Energiesteuer: Bürokratieaufwand für produzierendes Gewerbe steigt

ISPEX AG unterstützt bei komplexen Nachweisen für den Spitzenausgleich

Bayreuth – Der Aufwand für Unternehmen, die den sogenannten Spitzenausgleich beantragen möchten, ist deutlich gestiegen. Außerdem gilt es, die unterjährige Frist zum 31. Juli 2014 zu beachten. Darauf weist die ISPEX AG, führender Dienstleister für energiewirtschaftliche Beratung, aktuell hin.

(WK-intern) – Unternehmen des produzierenden Gewerbes können im Rahmen des Spitzenausgleichs (nach § 10 StromStG und § 55 EnergieStG) teilweise von der Strom- und Energiesteuer entlastet werden. Um diese Entlastung zu beantragen, muss seit dem Jahr 2013 ein Nachweis über ein vorhandenes Energie- oder Umweltmanagementsystem erbracht werden. Kleine und mittlere Unternehmen können ein alternatives System zur Verbesserung der Energieeffizienz einführen.

Die Anforderungen für die Testierung eines entsprechenden Systems in der Einführungsphase sind nunmehr erheblich gestiegen. Im Jahr 2013 mussten im Rahmen der Einführungsphase eine Analyse der eingesetzten Energieträger erbracht und diverse Unternehmenserklärungen abgegeben werden. Diese Unterlagen wurden im Rahmen einer Dokumentenprüfung von einem zugelassenen Zertifizierungsunternehmen testiert.

Für das Antragsjahr 2014 muss nun neben den aktualisierten Unterlagen aus 2013 zusätzlich eine Analyse der Energieverbraucher erstellt werden, was die Komplexität und den Aufwand für das Unternehmen deutlich erhöht. Zudem müssen die Angaben von einem Zertifizierungsunternehmen direkt vor Ort im Unternehmen geprüft werden. Der Vor-Ort-Termin muss vor dem 31. Dezember 2014 erfolgen, damit 2015 ein Antrag auf Spitzenausgleich für das Antragsjahr 2014 erfolgen kann. Da die Auditorenkapazitäten bei den Zertifizierungsunternehmen gegen Ende des Jahres aller Voraussicht nach knapp werden, empfiehlt es sich, rechtzeitig die Testierung vorzubereiten und einen Termin mit einem Zertifizierungsunternehmen zu vereinbaren.

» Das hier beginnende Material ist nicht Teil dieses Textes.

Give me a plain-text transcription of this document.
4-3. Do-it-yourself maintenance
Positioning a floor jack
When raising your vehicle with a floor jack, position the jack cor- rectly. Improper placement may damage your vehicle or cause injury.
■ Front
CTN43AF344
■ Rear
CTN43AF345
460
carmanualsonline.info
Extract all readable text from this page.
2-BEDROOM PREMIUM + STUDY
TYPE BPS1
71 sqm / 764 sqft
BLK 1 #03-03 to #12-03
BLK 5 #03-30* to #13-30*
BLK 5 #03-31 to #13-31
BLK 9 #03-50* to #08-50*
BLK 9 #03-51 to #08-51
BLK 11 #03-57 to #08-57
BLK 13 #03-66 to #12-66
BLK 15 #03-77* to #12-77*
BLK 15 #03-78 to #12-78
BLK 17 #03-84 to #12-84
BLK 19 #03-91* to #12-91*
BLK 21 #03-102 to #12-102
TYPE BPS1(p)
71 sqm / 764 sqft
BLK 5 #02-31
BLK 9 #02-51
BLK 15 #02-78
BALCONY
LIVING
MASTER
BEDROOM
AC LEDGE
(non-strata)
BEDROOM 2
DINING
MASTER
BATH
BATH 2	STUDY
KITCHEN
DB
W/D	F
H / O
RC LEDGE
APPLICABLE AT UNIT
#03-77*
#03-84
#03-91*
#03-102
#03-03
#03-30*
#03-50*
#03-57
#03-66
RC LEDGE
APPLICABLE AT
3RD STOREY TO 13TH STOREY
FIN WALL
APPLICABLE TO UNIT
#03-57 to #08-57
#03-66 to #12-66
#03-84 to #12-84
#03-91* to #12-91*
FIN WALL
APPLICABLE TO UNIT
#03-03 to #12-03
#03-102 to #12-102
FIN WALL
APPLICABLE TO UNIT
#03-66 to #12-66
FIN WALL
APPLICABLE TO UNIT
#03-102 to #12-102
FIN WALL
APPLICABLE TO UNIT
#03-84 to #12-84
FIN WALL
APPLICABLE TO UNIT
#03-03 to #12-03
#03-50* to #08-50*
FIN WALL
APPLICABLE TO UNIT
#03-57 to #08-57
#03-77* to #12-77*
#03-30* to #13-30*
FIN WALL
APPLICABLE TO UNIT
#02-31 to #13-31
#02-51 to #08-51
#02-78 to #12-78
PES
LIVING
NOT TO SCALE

„Durch die erhöhten Anforderungen sowie den zeitlichen Druck für die Umsetzung dürfte für viele Unternehmen der Nachweis eines entsprechenden Systems ohne Expertenhilfe schwierig werden“, prognostiziert Stefan Arnold, Vorstandsvorsitzender der ISPEX AG.

„Zudem erleben wir derzeit in der Praxis immer wieder eine Verunsicherung bei Unternehmen, aber auch bei Zertifizierungsunternehmen, was die gesetzlichen Anforderungen betrifft. Wieder einmal wurden hier Vorschriften mit der heißen Nadel gestrickt, ohne die Beteiligten aus der Praxis ausreichend einzubeziehen und für Rechtsklarheit zu sorgen“, führt Arnold weiter aus.

Für Unternehmen die in 2013 unterjährig eine Strom- und Energiesteuervergütung beantragt hatten, gibt es eine weitere Frist zu beachten. Bis zum 31. Juli 2014 muss das Unternehmen einen zusammenfassenden Antrag für das Gesamtjahr 2013 beim zuständigen Hauptzollamt einreichen. Wird der zusammenfassende Antrag nicht oder nicht rechtzeitig abgegeben, fordert das Hauptzollamt die bereits während des Jahres gewährten Steuerentlastungen zurück.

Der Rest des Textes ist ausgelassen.